Personalised care that is safe, effective and evidence-based

Personalised

Tailoring care and support to each person's needs has been a longstanding objective for our organisation. We know that everyone is different and that working closely with people, to make even the smallest changes to their care and support, can have a hugely positive impact upon their experience and recovery.

As part of this work we are currently working  to extend the Personalised Care Framework (PCF) approach across all of our services. The PCF outlines a more flexible, responsive and personalised approach to supporting people with mental health needs across community and inpatient services. It requires a shift towards even greater collaboration with each person, and the wider system, in order to deliver tailored care for people, to meet their treatment goals and to agree a personalised care plan that is reviewed regularly. This new approach requires teams to work together across traditional service and organisational boundaries with each person.

An important part of this sharpened focus on personalised care is the development of Patient Reported Outcome Measures (PROMs) and Patient Reported Experience Measures (PREMs).

These will deliver measurable feedback, direct from the person using the service, about the impact that the care and treatment has had on their health and wellbeing and their overall experience of the care and support being provided. These will sit alongside feedback from the professional(s) supporting each person, who will record their Clinician Reported Outcome Measures (CROMs).

Safe

As well as delivering care tailored to people's individual needs, we have to do everything possible to ensure that care is safe and based on the best available evidence. This includes reducing or stopping those clinical interventions where there is limited evidence to support their value or impact for individuals and in considering the longer-term harms that may occur when we focus on trying to control and individual's behaviour to reduce short-term risk.

We will continue to focus on seven key safety areas as a touchstone for the care and support that we provide. These are now embedded within our organisation and have delivered important improvements and developments in recent years.

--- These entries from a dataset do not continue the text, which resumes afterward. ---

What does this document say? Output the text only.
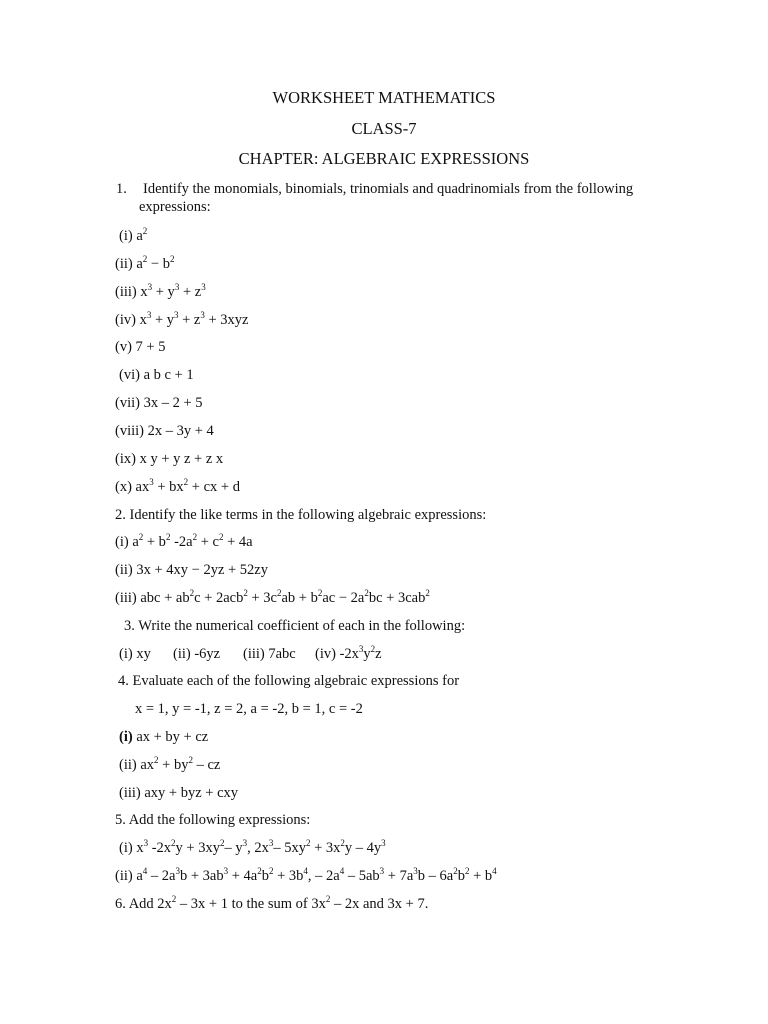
WORKSHEET MATHEMATICS
CLASS-7
CHAPTER: ALGEBRAIC EXPRESSIONS
1. Identify the monomials, binomials, trinomials and quadrinomials from the following
expressions:
(i) $a^2$
(ii) $a^2 - b^2$
(iii) $x^3 + y^3 + z^3$
(iv) $x^3 + y^3 + z^3 + 3xyz$
(v) 7 + 5
(vi) a b c + 1
(vii) 3x – 2 + 5
(viii) 2x – 3y + 4
(ix) x y + y z + z x
(x) $ax^3 + bx^2$ + cx + d
2. Identify the like terms in the following algebraic expressions:
(i) $a^2 + b^2$ $-2a^2 + c^2 + 4a$
(ii) 3x + 4xy − 2yz + 52zy
(iii) abc + $ab^2c + 2acb^2 + 3c^2ab + b^2ac - 2a^2bc + 3cab^2$
3. Write the numerical coefficient of each in the following:
(i) xy (ii) -6yz (iii) 7abc (iv) $-2x^3y^2z$
4. Evaluate each of the following algebraic expressions for
x = 1, y = -1, z = 2, a = -2, b = 1, c = -2
(i) ax + by + cz
(ii) $ax^2 + by^2$ – cz
(iii) axy + byz + cxy
5. Add the following expressions:
(i) $x^3$ $-2x^2y + 3xy^2-$ $y^3$, $2x^3-$ $5xy^2 + 3x^2y - 4y^3$
(ii) $a^4 - 2a^3b + 3ab^3 + 4a^2b^2 + 3b^4$, – $2a^4 - 5ab^3 + 7a^3b - 6a^2b^2 + b^4$
6. Add $2x^2 - 3x + 1$ to the sum of $3x^2 - 2x$ and 3x + 7.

Our seven key areas of safety focus are:

  • Safe, high quality information
  • Safe, just and learning culture
  • Safe from suicide
  • Safe from unnecessary restriction
  • Safe and effective use of medication
  • Sexual safety
  • Safe and effective physical healthcare

We believe that continuing to develop a culture of continuous improvement across everything we do will be pivotal in underpinning the delivery of this strategy.

This requires a Board-to-ward commitment to a quality improvement approach that is advanced enough, through our systems and processes, to highlight areas requiring improvement and that equips all levels of staff with the skills, resources and support they need to undertake quality improvement initiatives as a core component of our clinical services. We must also ensure we have policies and processes that ensure safety and good governance, but also support local clinical innovation, and that we have clinical and professional networks in place to support implementation and the sharing of developments in clinical practice.

We will set clear quality parameters around how we interpret, define and manage the delivery of high quality care - across both frontline and back-office teams. We recognise that making this transition will take time and requires the continuous feedback and involvement of people using our services, carers, staff and partners.

We have made good progress with the implementation of our new Patient Safety Incident Response Framework (PSIRF), which we launched at the end of 2023. PSIRF sets out a fresh approach in the way that the NHS responds to patient safety incidents, aiming to increase the effectiveness of the learning we gather and to improve patient safety in all of our services. It is a key part of the NHS Patient Safety Strategy, which was published in 2019, and aims to help the NHS improve  its understanding of safety by drawing insight
from incidents, outlining how providers should respond and when a patient safety investigation should be conducted. The framework promotes systematic, compassionate and proportionate responses to patient safety incidents, anchored in the principles of openness, fair accountability, learning and continuous improvement - and with the aim of learning how to reduce risk and associated harm.

The evidence on which we develop and improve our services and systems can come from many places. As well as population-based data, research findings, learning from incidents and best practice guidance from sources such as NICE, local evidence of what works  well is also incredibly important, alongside input and feedback from individuals, through channels such as Patient Recorded Outcome Measures (PROMS). All of these sources of evidence together help us to make good clinical decisions.